Renoncez au mensonge et parlez selon la vérité. Ne donnez pas accès au diable
Les versets 25-32 peuvent être résumés de la manière suivante :
Renoncez au mensonge et parlez selon la vérité. Si vous vous mettez en colère, ne péchez point. Ne donnez pas accès au diable. Que celui qui dérobait ne dérobe plus. Qu’il ne sorte de votre bouche aucune parole mauvaise. N’attristez pas le Saint-Esprit de Dieu. Que toute amertume, toute animosité, toute colère, toute clameur, toute calomnie, et toute espèce de méchanceté, disparaissent du milieu de vous. Soyez bons les uns envers les autres, compatissants, vous pardonnant réciproquement.
Si le corps du péché était enlevé par la nouvelle naissance, comme l’enseignent certains, toutes ces exhortations seraient superflues. Mais l’apôtre est d’un autre avis. Il dit que le corps du péché va être anéanti (dans l’avenir) si le vieil homme est maintenu crucifié. Ro. 6, 6.
Certains demanderont : est-il donc nécessaire de dire aux enfants de Dieu de ne pas mentir, dérober et se mettre en colère ?

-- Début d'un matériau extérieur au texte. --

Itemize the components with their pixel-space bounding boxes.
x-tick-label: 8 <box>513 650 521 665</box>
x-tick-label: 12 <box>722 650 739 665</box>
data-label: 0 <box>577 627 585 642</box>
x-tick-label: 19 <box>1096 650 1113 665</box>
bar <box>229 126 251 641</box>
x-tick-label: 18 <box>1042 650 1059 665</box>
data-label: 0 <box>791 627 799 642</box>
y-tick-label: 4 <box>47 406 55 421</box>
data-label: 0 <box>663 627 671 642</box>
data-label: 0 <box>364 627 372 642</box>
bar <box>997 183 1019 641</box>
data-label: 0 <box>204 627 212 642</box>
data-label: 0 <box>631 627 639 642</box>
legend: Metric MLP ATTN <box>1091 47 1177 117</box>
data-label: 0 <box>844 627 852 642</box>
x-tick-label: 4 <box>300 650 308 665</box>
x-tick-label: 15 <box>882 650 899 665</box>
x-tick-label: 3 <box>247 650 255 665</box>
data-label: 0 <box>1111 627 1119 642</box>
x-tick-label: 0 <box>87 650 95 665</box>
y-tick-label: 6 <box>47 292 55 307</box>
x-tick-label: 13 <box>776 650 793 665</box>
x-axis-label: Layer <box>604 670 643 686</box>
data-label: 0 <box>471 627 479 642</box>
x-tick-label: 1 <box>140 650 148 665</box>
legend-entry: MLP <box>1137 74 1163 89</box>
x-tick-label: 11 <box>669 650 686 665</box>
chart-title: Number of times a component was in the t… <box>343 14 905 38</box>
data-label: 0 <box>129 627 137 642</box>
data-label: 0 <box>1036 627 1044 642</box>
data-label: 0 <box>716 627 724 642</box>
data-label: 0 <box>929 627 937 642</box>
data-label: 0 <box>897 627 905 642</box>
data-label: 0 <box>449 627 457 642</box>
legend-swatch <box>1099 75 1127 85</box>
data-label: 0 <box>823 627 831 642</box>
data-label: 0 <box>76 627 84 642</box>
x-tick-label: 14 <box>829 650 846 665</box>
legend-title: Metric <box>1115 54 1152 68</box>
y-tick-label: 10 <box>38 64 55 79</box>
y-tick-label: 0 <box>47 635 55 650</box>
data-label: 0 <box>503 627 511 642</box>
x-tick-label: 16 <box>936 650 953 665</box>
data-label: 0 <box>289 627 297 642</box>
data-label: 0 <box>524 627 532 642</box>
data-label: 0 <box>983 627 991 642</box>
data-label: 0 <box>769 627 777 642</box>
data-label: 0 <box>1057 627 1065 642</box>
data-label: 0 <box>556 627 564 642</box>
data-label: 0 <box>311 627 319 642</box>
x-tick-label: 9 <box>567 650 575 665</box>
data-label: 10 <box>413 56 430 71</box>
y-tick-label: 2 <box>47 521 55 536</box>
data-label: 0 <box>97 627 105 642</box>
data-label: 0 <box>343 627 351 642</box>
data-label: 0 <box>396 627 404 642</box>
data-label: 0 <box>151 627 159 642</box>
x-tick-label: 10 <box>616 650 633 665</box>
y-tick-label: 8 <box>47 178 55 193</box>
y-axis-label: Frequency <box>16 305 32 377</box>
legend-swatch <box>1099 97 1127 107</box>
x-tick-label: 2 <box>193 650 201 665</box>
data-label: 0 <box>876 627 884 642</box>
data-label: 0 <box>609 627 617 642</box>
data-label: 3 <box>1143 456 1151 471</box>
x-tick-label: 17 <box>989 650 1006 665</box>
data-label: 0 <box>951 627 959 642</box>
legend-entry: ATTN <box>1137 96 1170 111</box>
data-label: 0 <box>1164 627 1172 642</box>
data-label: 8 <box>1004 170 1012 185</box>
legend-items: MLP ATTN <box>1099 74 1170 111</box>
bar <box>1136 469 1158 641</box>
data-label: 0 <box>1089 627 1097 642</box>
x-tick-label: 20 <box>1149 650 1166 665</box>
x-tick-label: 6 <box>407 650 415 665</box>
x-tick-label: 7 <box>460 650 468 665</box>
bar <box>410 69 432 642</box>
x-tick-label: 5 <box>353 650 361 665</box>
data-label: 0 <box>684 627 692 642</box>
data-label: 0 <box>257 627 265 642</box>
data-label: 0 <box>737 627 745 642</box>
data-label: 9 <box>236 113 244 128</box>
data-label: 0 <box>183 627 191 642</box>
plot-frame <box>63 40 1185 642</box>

Oui, c’est absolument nécessaire, car la situation est souvent très misérable. On dérobe du temps à soi-même et aux autres. On a besoin de toutes sortes de choses, qu’on se permet de chiper en douce à l’atelier ou à son lieu de travail. L’un médit de l’autre et tord le sens de ses paroles, pour qu’elles paraissent être pires que ce qu’elles étaient quand elles ont été dites. On se permet des « petits mensonges » pour compléter un récit ou pour sauver sa peau, quand la situation est critique. On se met en colère et on emploie des expressions qui blessent la partie adverse ; on donne accès au diable. On est amer à cause de ceci ou cela, parce qu’on n’en est pas assez libre. On est cupide, et on est très rapide quand il s’agit de gagner quelques centimes. On est bien moins rapide quand il s’agit d’aider une âme. On montre du doigt et on médit de beaucoup de manières.
Tout cela démontre que la loi du péché règne dans la chair, et que la doctrine qui prétend qu’elle ne s’y trouve pas ne résiste pas à l’examen.
Au fur et à mesure que l’on devient spirituel, on se dépouille de tout cela, mais cela ne va pas bien vite, car l’homme préfère pécher, plutôt que souffrir.
On est prompt à reconnaître ce que Christ a fait pour nous, mais les choses vont extrêmement lentement quand il exige quelque chose de nous – bien qu’il donne la force pour le faire.